Pombo, el cual todavía sigue cayendo hacia las indiferentes estrellas, y
su destino es el mismo que el de Slith.
-Había allí una chica extraordinariamente hermosa -prosiguió Terner-. Pero
para describir a cualquiera de ellos se necesitaría el lenguaje de un
amante, y además convertirlo en poesía. Nadie me creerá. Hablé con ella,
aunque por supuesto mis palabras no le decían nada. Confiaba tanto en su
brillante inteligencia que casi esperaba que entendiera cada una de mis
palabras, y así lo hizo a menudo. Extrañas aves volaban sobre nosotros,
yendo y viniendo del bosque, y ella me reveló sus nombres en la extraña
lengua marciana. Mpah y Nto son dos de los que puedo recordar y deletrear;
y además estaba Ingu, ave de color naranja vivo y negro, con una larga
cola como nuestras urracas. Cuando trataba de contarme algo referente a
Ingu, quien en ese preciso momento volaba sobre nosotros, graznando lejos
de los árboles, súbitamente me hizo una señal. Yo miré y efectivamente
algo salía del bosque.
Durante algún tiempo, Terner resopló en silencio.

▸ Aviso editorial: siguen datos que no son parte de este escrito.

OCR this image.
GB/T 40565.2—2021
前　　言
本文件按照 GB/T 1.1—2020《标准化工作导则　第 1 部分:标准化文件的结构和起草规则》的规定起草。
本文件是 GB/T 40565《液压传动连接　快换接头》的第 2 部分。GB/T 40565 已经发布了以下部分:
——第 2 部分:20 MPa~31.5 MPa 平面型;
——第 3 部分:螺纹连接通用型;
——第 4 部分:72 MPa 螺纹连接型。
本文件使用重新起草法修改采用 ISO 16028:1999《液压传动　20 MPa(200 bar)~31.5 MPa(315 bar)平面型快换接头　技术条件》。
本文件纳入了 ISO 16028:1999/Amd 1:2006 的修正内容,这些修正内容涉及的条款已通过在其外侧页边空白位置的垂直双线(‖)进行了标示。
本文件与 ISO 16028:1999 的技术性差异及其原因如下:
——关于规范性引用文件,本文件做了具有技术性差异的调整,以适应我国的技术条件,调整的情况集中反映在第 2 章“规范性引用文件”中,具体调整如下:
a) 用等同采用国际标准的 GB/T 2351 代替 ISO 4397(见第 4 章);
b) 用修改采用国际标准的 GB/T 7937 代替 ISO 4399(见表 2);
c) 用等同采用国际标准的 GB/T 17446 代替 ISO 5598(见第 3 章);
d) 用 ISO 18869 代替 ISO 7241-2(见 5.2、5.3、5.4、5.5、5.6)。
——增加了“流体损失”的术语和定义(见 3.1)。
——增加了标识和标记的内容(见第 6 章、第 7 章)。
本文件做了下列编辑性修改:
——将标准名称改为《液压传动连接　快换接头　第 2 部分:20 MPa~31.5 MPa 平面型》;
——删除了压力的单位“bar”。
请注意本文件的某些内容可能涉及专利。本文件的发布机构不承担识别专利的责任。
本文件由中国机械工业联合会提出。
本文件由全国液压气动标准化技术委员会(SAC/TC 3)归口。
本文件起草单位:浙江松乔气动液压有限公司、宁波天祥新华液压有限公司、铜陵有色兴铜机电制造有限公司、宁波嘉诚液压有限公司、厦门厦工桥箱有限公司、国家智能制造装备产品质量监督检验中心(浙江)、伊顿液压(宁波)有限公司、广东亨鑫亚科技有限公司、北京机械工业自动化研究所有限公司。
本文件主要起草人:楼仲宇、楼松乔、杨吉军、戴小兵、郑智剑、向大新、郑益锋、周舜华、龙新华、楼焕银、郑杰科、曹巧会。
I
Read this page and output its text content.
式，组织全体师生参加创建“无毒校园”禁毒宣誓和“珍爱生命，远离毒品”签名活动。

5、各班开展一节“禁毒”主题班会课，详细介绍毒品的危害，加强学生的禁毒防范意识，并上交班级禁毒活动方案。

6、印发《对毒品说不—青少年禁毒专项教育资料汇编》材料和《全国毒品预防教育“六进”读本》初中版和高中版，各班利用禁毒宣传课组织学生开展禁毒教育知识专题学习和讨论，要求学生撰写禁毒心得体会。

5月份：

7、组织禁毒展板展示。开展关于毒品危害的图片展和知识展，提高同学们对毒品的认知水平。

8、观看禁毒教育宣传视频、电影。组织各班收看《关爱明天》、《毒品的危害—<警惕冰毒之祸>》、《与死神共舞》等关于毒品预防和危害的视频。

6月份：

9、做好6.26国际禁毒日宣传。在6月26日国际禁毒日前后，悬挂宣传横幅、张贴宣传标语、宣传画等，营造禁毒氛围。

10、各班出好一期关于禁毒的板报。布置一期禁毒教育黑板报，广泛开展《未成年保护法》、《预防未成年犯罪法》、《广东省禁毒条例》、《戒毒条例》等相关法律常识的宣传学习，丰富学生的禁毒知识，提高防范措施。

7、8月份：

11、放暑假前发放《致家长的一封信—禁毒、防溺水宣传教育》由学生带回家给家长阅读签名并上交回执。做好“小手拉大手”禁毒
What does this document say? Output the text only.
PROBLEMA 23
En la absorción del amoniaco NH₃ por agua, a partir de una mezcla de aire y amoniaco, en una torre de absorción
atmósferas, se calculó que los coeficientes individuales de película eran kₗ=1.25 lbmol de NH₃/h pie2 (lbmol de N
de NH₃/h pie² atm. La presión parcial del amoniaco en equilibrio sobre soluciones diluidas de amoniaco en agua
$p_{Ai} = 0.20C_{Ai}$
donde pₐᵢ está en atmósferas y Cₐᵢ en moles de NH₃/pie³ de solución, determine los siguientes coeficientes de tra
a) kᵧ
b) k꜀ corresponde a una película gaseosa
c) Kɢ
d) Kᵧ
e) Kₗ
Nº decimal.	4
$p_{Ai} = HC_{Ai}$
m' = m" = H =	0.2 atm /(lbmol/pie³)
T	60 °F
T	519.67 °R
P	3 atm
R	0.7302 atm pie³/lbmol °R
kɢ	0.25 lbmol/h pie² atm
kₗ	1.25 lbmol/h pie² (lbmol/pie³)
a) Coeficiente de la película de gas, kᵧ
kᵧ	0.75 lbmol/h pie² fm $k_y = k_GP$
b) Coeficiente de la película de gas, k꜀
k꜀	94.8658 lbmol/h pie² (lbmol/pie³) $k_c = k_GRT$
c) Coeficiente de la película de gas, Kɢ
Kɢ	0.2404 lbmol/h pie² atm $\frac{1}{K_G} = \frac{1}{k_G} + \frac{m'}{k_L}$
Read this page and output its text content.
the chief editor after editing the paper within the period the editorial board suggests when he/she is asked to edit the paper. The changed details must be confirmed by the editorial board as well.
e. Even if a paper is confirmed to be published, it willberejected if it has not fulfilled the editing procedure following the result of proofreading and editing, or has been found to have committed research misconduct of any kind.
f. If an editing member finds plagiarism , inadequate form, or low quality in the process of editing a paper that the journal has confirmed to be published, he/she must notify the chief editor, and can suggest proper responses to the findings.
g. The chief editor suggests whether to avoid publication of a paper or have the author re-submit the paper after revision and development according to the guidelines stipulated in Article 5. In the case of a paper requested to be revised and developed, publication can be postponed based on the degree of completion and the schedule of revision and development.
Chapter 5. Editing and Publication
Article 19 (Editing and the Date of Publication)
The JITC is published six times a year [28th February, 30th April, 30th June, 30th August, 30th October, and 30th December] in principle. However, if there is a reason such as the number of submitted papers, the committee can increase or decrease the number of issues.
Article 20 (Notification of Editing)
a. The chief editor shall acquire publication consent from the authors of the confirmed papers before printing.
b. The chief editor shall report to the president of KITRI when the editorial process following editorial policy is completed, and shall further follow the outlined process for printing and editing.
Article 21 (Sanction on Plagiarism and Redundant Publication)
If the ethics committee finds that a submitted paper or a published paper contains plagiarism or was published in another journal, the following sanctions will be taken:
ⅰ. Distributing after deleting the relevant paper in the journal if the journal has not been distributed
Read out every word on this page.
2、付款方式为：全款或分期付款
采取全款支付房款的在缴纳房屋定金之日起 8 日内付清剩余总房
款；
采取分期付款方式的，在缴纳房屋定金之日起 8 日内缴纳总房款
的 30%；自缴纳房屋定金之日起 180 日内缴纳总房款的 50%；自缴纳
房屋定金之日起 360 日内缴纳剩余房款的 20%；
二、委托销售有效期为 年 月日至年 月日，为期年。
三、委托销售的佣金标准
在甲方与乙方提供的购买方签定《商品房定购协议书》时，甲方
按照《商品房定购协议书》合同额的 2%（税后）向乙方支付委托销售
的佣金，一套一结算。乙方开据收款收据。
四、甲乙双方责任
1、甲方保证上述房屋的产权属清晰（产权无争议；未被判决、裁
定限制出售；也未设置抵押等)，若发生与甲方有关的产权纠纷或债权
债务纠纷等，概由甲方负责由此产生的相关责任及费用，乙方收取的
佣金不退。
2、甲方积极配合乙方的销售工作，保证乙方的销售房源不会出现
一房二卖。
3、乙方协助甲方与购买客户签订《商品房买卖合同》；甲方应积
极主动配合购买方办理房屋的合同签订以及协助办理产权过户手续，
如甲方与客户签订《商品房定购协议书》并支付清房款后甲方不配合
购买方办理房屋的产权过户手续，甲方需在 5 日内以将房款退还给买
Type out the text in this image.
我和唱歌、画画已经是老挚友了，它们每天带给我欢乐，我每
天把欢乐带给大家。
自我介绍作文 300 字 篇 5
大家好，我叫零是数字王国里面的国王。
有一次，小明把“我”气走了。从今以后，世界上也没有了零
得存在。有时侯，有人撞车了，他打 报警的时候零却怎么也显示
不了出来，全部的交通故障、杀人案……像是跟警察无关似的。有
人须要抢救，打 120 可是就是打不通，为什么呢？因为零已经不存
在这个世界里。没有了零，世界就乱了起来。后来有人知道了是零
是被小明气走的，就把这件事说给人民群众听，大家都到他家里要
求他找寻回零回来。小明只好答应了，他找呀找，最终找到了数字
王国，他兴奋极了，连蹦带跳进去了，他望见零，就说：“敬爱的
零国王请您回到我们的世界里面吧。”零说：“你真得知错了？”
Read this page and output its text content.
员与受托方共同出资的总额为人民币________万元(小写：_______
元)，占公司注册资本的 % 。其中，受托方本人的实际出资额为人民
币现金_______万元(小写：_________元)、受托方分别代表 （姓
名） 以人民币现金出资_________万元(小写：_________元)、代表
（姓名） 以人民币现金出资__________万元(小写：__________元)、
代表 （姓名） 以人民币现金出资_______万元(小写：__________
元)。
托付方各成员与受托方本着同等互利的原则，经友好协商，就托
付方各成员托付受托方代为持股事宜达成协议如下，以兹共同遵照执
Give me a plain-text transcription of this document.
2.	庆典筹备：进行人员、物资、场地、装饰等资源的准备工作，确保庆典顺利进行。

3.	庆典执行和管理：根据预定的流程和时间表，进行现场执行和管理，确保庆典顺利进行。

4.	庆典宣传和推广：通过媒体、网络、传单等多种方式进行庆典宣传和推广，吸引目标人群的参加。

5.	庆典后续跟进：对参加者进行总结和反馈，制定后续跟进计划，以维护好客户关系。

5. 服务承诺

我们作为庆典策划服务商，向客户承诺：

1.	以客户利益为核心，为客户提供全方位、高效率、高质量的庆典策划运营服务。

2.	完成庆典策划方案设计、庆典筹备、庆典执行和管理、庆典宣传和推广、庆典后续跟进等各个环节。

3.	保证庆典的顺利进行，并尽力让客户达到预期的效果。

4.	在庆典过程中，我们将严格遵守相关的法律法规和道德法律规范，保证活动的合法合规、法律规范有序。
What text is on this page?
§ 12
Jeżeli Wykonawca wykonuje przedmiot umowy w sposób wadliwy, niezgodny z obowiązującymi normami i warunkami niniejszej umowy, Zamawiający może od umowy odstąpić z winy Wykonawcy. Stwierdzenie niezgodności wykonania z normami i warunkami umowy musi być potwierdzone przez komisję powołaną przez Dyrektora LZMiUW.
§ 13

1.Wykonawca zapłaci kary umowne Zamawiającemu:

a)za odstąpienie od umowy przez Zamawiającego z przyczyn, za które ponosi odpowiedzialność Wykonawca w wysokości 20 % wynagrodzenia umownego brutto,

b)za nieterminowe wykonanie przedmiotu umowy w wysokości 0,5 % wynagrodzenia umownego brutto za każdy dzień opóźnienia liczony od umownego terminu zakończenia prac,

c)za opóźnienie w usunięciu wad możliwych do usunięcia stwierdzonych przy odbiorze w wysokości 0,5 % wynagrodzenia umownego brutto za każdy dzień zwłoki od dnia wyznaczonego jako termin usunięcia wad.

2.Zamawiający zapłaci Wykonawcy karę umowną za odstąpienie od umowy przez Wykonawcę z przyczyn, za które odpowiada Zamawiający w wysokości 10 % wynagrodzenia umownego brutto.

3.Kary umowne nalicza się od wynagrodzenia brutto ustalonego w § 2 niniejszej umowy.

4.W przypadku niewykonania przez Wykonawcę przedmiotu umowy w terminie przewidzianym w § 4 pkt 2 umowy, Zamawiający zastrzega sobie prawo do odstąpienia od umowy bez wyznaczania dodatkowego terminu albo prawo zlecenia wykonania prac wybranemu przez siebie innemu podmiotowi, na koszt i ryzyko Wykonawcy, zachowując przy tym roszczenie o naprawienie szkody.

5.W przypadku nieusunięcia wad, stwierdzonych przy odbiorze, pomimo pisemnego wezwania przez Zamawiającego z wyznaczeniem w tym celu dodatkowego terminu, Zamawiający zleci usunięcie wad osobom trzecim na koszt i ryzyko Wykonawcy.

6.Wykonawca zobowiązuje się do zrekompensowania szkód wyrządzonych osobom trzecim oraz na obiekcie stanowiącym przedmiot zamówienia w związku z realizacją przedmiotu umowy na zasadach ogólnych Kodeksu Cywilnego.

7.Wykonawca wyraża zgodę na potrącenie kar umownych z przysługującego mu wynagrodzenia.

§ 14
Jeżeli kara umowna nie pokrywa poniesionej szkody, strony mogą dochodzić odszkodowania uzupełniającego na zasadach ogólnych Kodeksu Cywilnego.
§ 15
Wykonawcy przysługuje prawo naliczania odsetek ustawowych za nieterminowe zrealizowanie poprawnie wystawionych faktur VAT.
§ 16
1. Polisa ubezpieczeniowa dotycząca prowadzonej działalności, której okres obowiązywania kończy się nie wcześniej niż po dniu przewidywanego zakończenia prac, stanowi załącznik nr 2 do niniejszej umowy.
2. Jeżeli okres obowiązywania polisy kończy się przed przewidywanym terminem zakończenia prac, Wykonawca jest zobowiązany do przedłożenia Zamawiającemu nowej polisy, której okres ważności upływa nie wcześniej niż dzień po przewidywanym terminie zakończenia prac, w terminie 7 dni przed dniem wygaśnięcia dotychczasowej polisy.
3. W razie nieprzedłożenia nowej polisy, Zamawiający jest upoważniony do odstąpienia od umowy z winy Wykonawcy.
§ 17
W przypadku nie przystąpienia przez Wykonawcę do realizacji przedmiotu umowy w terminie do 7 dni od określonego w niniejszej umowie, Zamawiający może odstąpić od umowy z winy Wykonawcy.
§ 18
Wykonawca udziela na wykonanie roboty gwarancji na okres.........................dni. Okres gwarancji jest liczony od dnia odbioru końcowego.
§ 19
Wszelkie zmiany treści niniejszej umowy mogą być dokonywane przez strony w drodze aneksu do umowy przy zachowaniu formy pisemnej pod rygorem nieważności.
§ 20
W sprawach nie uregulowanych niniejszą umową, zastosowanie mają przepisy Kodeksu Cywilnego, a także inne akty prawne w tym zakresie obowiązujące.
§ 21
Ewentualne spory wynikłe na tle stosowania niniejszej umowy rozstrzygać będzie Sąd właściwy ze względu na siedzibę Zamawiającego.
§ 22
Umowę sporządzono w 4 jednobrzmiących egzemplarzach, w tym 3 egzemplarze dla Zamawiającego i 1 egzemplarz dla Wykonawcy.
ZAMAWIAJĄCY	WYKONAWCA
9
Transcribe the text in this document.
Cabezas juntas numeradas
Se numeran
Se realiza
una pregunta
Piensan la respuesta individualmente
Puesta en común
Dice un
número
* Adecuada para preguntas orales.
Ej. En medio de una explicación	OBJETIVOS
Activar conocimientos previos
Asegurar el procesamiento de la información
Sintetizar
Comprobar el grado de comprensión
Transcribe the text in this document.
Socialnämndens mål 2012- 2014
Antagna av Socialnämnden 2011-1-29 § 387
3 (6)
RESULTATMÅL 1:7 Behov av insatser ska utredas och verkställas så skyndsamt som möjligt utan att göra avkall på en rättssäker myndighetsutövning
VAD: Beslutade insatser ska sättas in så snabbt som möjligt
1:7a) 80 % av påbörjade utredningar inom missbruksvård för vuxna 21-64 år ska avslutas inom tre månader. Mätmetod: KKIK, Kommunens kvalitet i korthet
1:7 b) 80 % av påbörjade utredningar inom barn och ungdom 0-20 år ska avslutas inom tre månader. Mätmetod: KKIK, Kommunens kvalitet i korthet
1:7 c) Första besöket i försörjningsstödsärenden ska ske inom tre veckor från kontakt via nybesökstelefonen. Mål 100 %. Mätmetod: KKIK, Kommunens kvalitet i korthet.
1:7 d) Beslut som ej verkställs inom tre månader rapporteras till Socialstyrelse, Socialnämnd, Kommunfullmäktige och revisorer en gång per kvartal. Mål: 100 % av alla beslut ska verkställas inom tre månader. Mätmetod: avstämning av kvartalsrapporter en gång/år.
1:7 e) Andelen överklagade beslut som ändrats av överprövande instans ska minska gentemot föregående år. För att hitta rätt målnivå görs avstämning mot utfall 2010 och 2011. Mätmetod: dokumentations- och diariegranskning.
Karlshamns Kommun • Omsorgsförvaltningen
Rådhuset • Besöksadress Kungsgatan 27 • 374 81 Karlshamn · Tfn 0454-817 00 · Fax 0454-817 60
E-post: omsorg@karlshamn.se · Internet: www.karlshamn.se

-No puedo describírselo. Aquí no tenemos nada parecido. Por lo menos sobre
la tierra. Un pulpo tiene una ligera semejanza con eso en cuanto a su
cuerpo obeso y sus largas y delgadas patas, aunque éste sólo tenía dos, y
dos brazos igualmente largos y delgados. Pero la cabeza y la inmensa boca
no se parecían a nada de lo que conocemos. Nunca he visto nada tan
horrible. Venía derecho a la alambrada. Inmediatamente me escabullí antes
de que me viera, como me había advertido que hiciera aquella encantadora
chica. No tenía ni idea de que el grueso alambre había sido entrelazado
para protegerse precisamente de aquella bestia. Me escondí en una especie
de matorral florido. Todavía puedo recordar su perfume: un aroma dulzón
que no se parece a ningún otro de nuestro planeta. No tenía ni idea de si
ellos estarían completamente a salvo de la bestia. Y entonces vino
directamente hacia nosotros, acercándose a la alambrada. La vi de cerca,
completamente desnuda y flácida, a excepción de aquellos miembros
cimbreantes. Antes de que me diera cuenta de lo que estaba haciendo, la
bestia levantó una tapadera en el techo y metió uno de sus horribles y
largos tentáculos. Anduvo a tientas con extraordinaria rapidez y, cogiendo
a una chica, la sacó por la tapadera. Yo me encontraba lejos de la
alambrada y no podía disparar. La bestia le retorció el pescuezo a la
chica en un momento y la arrojó al suelo, volviendo a meter su brazo. Salí
corriendo de mi refugio, pero antes de que llegara a su lado había
atrapado a otra joven y la había sacado por la tapadera; y cuando doblé la
esquina, le estaba retorciendo el pescuezo. Aquellos hombres habían hecho
pocos esfuerzos para huir de la espantosa mano, esquivándola únicamente
cuando pasaba a su lado; aunque, cuando escogía a alguno, había poca
posibilidad de esquivarla, como ellos parecían reconocer. Y ahora, cuando
llegué junto a ellos, estaban todos de pie en un rincón con una solemne
resignación en sus rostros.
-¿No podían hacer nada? -pregunté yo. Pues la idea de que una parte de la
raza humana estuviera completamente desamparada ante semejante horror era
tan nueva para mí que no podía aceptarla. Pero él lo había notado, y lo
comprendía.
-No era más que un gallinero -dijo él-. ¿Qué otra cosa podían hacer?
Pertenecían a esa bestia.
-¡Que pertenecían a eso! -exclamé yo.
-¿No lo entiende? -dijo Jorkens-. El hombre allí no es el gallito.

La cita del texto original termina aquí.